A Library of Polymetallic Alloy Nanotubes: From Binary to Septenary

Abstract

The polymetallic alloy nanostructure has received widespread attention in electrocatalytic reactions due to the variability in composition and excellent performance. However, the controllable synthesis of one-dimensional (1D) polymetallic alloy nanomaterials remains a significant challenge. Herein, we propose a new and general low-temperature method to prepare a library of binary to septenary polymetallic alloy nanotubes, and this method can be used to synthesize 18 kinds of polymetallic alloy nanotube (NT), including eight kinds of high-entropy alloy (HEA) NT. A representative Cu₃₀Ni₂₆Co₁₉Ru₁₄Ir₁₁ HEA NT demonstrates efficient and stable catalytic performance for both oxygen evolution reaction (OER) and hydrogen evolution reaction (HER). The Cu₃₀Ni₂₆Co₁₉Ru₁₄Ir₁₁ HEA NT exhibits an overpotential of only 121 mV for the HER and 272 mV for the OER, respectively, when measured at a current density of 100 mA cm^–2. In addition, the two-electrode system comprising the Cu₃₀Ni₂₆Co₁₉Ru₁₄Ir₁₁ HEA NT exhibits an impressive efficiency of 100 mA cm^–2 during overall water splitting, requiring only a potential of 1.67 V. The high catalytic activity of the Cu₃₀Ni₂₆Co₁₉Ru₁₄Ir₁₁ HEA NT is attributed to the downward shift of the d-band center.
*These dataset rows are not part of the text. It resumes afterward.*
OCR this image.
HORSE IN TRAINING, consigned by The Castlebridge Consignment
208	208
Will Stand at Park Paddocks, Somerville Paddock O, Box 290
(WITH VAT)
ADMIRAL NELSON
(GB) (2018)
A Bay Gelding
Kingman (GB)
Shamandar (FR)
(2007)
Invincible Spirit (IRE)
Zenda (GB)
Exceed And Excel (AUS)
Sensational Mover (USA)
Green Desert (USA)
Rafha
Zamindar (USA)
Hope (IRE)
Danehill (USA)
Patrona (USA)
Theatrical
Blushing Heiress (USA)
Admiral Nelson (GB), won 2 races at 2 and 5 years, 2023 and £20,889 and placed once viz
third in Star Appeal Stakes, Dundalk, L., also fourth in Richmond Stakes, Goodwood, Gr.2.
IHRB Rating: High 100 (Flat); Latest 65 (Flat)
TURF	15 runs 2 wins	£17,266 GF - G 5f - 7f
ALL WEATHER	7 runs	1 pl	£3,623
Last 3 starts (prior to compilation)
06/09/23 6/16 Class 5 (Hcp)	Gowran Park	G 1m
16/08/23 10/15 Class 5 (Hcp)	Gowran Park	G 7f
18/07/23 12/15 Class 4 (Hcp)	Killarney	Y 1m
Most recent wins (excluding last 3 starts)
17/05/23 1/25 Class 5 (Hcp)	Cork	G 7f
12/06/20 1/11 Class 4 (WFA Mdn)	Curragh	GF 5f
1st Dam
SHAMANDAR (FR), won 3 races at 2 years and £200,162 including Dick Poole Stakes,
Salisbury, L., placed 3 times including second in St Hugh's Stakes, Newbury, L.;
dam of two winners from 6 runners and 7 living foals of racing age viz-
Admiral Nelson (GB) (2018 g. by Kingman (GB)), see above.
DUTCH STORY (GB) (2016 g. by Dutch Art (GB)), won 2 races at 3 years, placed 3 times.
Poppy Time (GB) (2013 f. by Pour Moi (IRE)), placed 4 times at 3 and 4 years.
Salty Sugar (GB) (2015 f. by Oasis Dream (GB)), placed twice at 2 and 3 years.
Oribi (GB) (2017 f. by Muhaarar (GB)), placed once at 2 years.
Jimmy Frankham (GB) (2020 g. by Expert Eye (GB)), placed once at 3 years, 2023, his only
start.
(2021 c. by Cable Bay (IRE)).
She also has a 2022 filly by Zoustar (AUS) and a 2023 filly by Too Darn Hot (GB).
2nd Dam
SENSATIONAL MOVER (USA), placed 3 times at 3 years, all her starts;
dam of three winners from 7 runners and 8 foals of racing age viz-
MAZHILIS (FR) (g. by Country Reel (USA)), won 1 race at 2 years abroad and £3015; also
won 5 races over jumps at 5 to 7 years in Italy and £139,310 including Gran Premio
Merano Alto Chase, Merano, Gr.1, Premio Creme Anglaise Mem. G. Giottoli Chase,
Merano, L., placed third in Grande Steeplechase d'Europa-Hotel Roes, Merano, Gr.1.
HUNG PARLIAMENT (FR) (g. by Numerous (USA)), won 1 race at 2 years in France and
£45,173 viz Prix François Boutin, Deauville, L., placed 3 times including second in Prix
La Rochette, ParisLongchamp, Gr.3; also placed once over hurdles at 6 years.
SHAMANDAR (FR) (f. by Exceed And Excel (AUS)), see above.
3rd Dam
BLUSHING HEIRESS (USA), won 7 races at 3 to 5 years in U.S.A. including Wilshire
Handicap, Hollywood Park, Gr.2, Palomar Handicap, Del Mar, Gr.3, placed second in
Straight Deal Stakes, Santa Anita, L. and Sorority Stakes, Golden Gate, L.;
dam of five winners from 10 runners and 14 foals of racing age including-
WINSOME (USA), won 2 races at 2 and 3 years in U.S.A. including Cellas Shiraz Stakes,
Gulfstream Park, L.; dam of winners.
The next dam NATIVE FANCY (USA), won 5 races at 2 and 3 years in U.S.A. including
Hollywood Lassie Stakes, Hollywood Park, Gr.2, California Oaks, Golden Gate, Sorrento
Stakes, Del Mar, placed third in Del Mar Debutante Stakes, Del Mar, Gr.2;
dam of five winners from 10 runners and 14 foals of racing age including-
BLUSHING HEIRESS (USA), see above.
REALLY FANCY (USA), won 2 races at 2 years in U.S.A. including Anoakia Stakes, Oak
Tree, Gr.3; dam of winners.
In the HER, the downward shift of the d-band center can reduce the binding energy with *H, which is beneficial for the desorption process of hydrogen. In the OER, the downward shift can also reduce the reaction energy barrier associated with the rate-determining step from *O to *OOH. This work seeks to offer a new and general method for synthesizing polymetallic alloy nanotubes with controllable structures and compositions under mild conditions.